Après la guerre de Sécession, des protestants évangéliques s’inquiétaient des nouvelles mentalités accompagnant l’urbanisation et le développement du chemin de fer. Face à la diffusion des théories évolutionnistes de Charles Darwin, au rationalisme et aux lectures critiques de la Bible en vogue dans les églises urbaines du Nord-Est, ils ont formé des « mouvements de sainteté » qui aspiraient à renouer avec la religion d’autrefois et recherchaient une nouvelle « bénédiction » capable de répondre aux défis du temps. De nombreuses « écoles bibliques de sainteté » se sont ouvertes, comme celle de Topeka (Kansas) dirigée par le pasteur méthodiste Charles F. Parham (1873-1929).

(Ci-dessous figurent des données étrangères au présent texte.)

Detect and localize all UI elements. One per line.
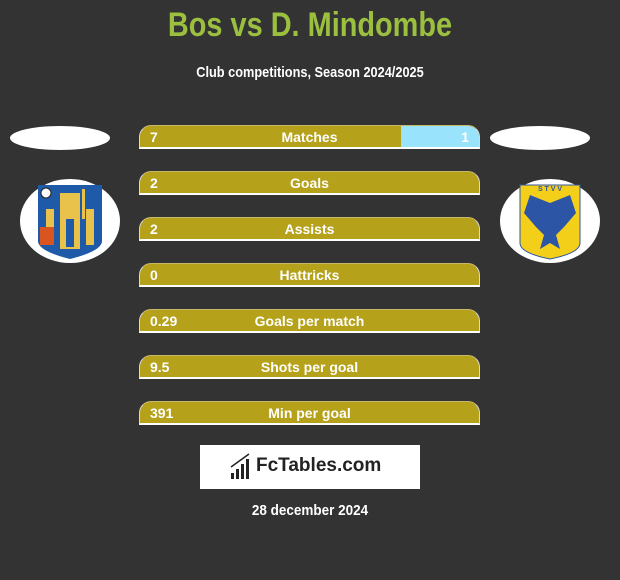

C’est là, en janvier 1901, qu’une jeune fille fit l’expérience du « parler en langues » : une suite de syllabes saccadées et incompréhensibles, interprétée comme le signe d’une visitation divine (le « baptême du Saint-Esprit ») et devenue depuis lors la marque distinctive du pentecôtisme ou, plus largement, de toutes les expressions du christianisme charismatique. Cette insistance sur les « dons du Saint-Esprit » (charisma) – parler en langues, mais aussi guérison, prophétie – transforme profondément le credo évangélique en l’orientant vers la recherche d’une expérimentation personnelle, émotionnellement intense, de tout ce que Dieu peut faire ici et maintenant.
L’effusion du Saint-Esprit
Une petite église, ouverte en 1906 au 312 de Azusa Street, dans le quartier noir de Los Angeles, par le prédicateur baptiste venu de Louisiane William J. Seymour, fait aujourd’hui figure de berceau légendaire du pentecôtisme. L’église du pasteur Seymour est présentée comme une illustration exemplaire de l’idéal protestant du « réveil », ces périodes d’effervescence religieuse où l’enthousiasme bouscule l’ordre social : tandis que C.F. Parham et d’autres figures fondatrices du pentecôtisme restaient partisans de la ségrégation raciale, ici Noirs et Blancs, hommes et femmes de toutes origines communiaient dans « l’effusion du Saint-Esprit ». Azusa Street, c’est aussi le symbole d’un christianisme libéré des pesanteurs de l’institution, des querelles théologiques et des étiquettes confessionnelles, alors que le pentecôtisme s’est très tôt divisé sur la doctrine et a suscité, de dissidence en dissidence, l’apparition d’une multitude de dénominations concurrentes.